Pewnie wymienię swoje 20D na 40D, ale i tak nowy model jest w kilku bardzo ważnych kwestiach gorszy od rewelacyjnego (do reporterki) D200.
Nie posiada uszczelnień.
Ma stary system pomiaru światła (Nikon ma niesamowity pomiar matrycowy)
Punkty AF krzyżowe, ale jeżeli nie zmienili ich umiejscowienia to tylko połowa sukcesu.
Ergonomia bez wielkich zmian (brakuje mi bardzo wywalonego na zewnątrz szybkiej zmiany pomiaru światła).
Pewnie nie można znowu dojść do ISO 3200 od 1600 w trzech krokach (jak w Nikonie) a to czasami by się przydało.
Być może czegoś nie doczytałem, ale angielskiego nie znam.
Moim zdaniem postęp jest ogromny, osobiście jestem BARDZO wdzięczny za 6,5 kl./s, lepszy AF, Live View, sRAW, większy bufor czy 14 bitów, ale do reporterki to do takiego D200 Canonowi w pewnych kwestiach jeszcze sporo brakuje... a to w końcu stary model. Więc nie zachwycajmy się zbyt głośno. Nikona też mogą unowocześnić i różnice radykalnie zmaleją.

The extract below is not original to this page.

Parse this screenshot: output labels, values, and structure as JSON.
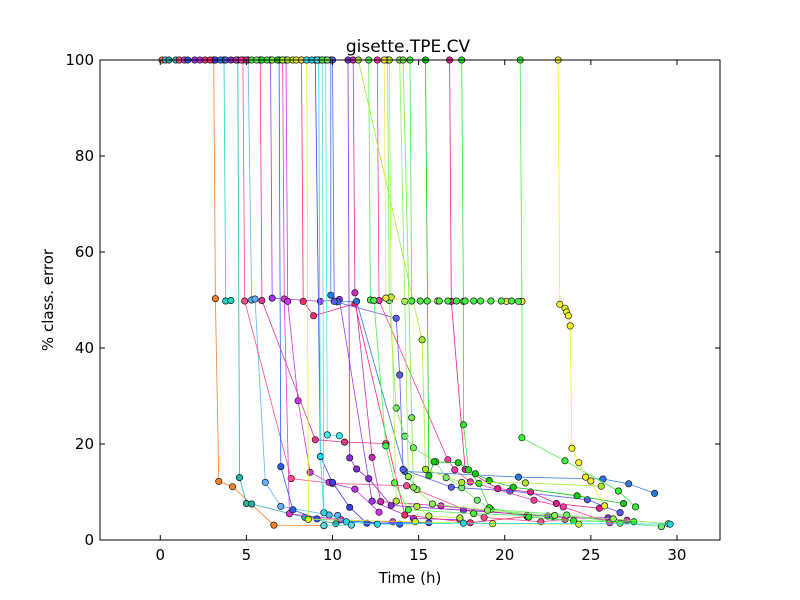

Różnica w jakości zdjęć będzie po stronie Canona, ale przy typowej reporterce to aż tak istotne one nie będą. Już nie raz żałowałem, że nie mam w ręku 1D lub D200 właśnie przy szybkich zdjęciach i dlatego mam gorącą prośbę do Canona o uszczelnienia i lepszy pomiar światła, wtedy to będzie naprawdę rewelacyjny aparat.